The hype around Data Lakes increased dramatically in 2016, with Gartner finding that inquiries related to the term rose 21% year-on-year. However, while interest in data lakes may have mushroomed, so too has skepticism around whether or not they actually work, and many believe that they are due a fall from grace in 2017.
Data lakes are enterprise-wide data management platforms that store disparate sources of data in its native format, until such time as you query it for analysis. So, rather than putting the data in a purpose-built data store, you move it into a Data Lake in its original format. Its popularity is down to a belief that by consolidating data, you get rid of the information silos created by having independently managed collections of data, thereby increasing information use and sharing. Other benefits cited by its supporters include lower costs through server and license reduction, cheap scalability, flexibility for use with future systems, and the ability to keep the data until you have a use for it.
While these benefits persuaded many to look to Data Lakes as a solution, companies who took the data lake plunge are often not seeing the kind of results they wanted. Indeed, they are often creating more problems than they solve. In 2014, Andrew White, vice president and distinguished analyst at Gartner said, ‘The need for increased agility and accessibility for data analysis is the primary driver for data lakes. Nevertheless, while it is certainly true that data lakes can provide value to various parts of the organization, the proposition of enterprise-wide data management has yet to be realized.’ That was in 2014, and the same is true today. Indeed, Adam Wray, CEO & President of NOSQL database Basho, has gone so far as to call data lakes ‘evil’, explaining that, ‘They’re evil because they’re unruly, they’re incredibly costly and the extraction of value is infinitesimal compared to the value promised.’
The flaws are many and risks substantial. For a start, data lakes lack semantic consistency and governed metadata, increasing the degree of skill required of users looking to find the data they want for manipulation and analysis. According to Gartner research director Nick Heudecker, ‘The fundamental issue with the data lake is that it makes certain assumptions about the users of information. It assumes that users recognize or understand the contextual bias of how data is captured, that they know how to merge and reconcile different data sources without 'a priori knowledge' and that they understand the incomplete nature of datasets, regardless of structure.’ Simply put, companies still lack expertise among their business users to actually use data lakes. The marketing for many data lake products often seems to suggest that all users can dip into data lakes and pull out insights as if it was an arcade game, which simply isn’t true, and this is leading to a great deal of disillusionment.

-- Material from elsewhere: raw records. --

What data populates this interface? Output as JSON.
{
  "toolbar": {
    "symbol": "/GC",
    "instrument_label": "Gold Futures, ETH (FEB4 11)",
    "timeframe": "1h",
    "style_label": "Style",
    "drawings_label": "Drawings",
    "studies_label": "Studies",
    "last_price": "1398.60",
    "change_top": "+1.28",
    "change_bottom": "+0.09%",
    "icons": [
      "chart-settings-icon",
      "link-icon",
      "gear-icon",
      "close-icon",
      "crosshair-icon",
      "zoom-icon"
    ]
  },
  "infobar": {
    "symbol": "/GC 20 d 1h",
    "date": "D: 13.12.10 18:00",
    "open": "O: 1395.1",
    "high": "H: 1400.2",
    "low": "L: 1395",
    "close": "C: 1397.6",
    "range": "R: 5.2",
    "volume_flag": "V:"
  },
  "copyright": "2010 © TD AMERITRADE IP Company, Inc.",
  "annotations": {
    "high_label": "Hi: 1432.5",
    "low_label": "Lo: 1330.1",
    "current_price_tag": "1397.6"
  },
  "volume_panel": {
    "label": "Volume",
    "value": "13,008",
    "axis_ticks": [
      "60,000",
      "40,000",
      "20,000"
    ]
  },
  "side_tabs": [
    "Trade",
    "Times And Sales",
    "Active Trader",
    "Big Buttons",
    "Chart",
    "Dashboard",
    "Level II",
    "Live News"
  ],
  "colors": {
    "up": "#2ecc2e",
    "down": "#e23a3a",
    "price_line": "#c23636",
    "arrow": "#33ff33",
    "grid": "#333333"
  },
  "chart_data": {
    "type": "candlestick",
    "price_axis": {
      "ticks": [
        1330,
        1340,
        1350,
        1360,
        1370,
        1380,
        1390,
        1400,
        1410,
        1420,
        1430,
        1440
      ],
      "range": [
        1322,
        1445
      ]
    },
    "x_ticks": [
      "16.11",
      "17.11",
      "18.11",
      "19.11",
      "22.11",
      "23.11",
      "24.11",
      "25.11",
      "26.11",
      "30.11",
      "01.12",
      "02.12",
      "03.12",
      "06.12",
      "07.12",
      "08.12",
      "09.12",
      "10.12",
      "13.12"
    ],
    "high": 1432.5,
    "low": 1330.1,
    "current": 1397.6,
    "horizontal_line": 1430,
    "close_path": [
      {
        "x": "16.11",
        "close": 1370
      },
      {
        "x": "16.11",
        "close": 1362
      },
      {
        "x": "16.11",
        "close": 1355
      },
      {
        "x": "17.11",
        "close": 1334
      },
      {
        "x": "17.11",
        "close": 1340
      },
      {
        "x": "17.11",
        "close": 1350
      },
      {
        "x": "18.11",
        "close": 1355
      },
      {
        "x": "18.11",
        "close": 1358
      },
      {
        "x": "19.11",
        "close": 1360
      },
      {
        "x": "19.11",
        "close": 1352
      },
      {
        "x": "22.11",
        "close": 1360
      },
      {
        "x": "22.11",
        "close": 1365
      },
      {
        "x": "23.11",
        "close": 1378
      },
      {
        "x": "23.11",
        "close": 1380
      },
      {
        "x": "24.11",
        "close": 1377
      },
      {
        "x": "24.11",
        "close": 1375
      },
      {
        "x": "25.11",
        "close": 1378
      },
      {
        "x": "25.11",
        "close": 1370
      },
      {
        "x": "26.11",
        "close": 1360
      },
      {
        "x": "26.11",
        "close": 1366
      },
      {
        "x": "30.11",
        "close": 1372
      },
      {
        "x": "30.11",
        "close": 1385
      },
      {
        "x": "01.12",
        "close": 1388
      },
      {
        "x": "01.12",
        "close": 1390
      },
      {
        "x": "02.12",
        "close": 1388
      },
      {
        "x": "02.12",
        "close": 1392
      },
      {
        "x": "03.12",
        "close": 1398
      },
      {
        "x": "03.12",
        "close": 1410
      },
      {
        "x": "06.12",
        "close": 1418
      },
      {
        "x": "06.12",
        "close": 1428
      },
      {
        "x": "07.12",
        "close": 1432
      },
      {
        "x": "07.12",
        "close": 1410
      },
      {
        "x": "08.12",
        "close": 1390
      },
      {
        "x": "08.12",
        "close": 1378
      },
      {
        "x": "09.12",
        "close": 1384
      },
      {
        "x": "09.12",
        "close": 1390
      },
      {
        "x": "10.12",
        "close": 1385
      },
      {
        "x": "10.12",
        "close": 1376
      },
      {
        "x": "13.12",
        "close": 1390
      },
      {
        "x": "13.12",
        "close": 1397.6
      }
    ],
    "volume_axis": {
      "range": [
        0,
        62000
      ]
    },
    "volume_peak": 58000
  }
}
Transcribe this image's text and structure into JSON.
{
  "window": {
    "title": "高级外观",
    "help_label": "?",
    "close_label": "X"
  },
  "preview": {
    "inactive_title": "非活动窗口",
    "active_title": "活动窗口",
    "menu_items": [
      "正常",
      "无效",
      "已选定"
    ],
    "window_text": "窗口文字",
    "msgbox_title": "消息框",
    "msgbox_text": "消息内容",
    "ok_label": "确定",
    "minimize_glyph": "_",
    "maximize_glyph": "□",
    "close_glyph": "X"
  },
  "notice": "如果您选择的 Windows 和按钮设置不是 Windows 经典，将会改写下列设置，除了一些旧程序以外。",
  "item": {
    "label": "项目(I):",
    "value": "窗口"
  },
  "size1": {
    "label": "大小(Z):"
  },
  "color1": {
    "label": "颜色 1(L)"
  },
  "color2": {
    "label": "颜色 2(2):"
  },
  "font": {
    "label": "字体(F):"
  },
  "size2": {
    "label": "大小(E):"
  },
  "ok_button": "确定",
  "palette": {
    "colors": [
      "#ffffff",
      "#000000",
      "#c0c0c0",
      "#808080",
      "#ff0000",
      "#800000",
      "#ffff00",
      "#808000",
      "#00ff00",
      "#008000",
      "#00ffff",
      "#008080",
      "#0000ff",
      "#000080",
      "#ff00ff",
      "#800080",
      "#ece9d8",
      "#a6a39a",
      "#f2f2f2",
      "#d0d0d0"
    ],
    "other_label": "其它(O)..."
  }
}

Another question mark around Data Lakes surrounds the quality of the data. The entire point of a data lake is that it pulls in any data with no governance. With no restrictions on the cleanliness of the data, there is real potential that it will eventually turn into a data swamp. This lack of governance also leads to security issues. Companies may not even know where the data they’re collecting comes from, what kind of data it is, and the regulatory requirements around its privacy. Companies cannot just store all their data where and how they please, there are rules, and the security around data lakes is often lacking. The protection of data is vital to a company’s reputation, and it requires strict governance or companies are leaving themselves wide open to all types of privacy risks.
All of this is not to say that Data Lakes are going to disappear this year, only that companies entering into data lake investment should do so only after a good deal of consideration over whether it is really the best option and not think that it is somehow going to be the answer to your business intelligence dreams. This year is, however, likely to see more onus put on certified data sets created by IT. Certified data can be shared across departments, solving the problems of data lakes while retaining the benefits.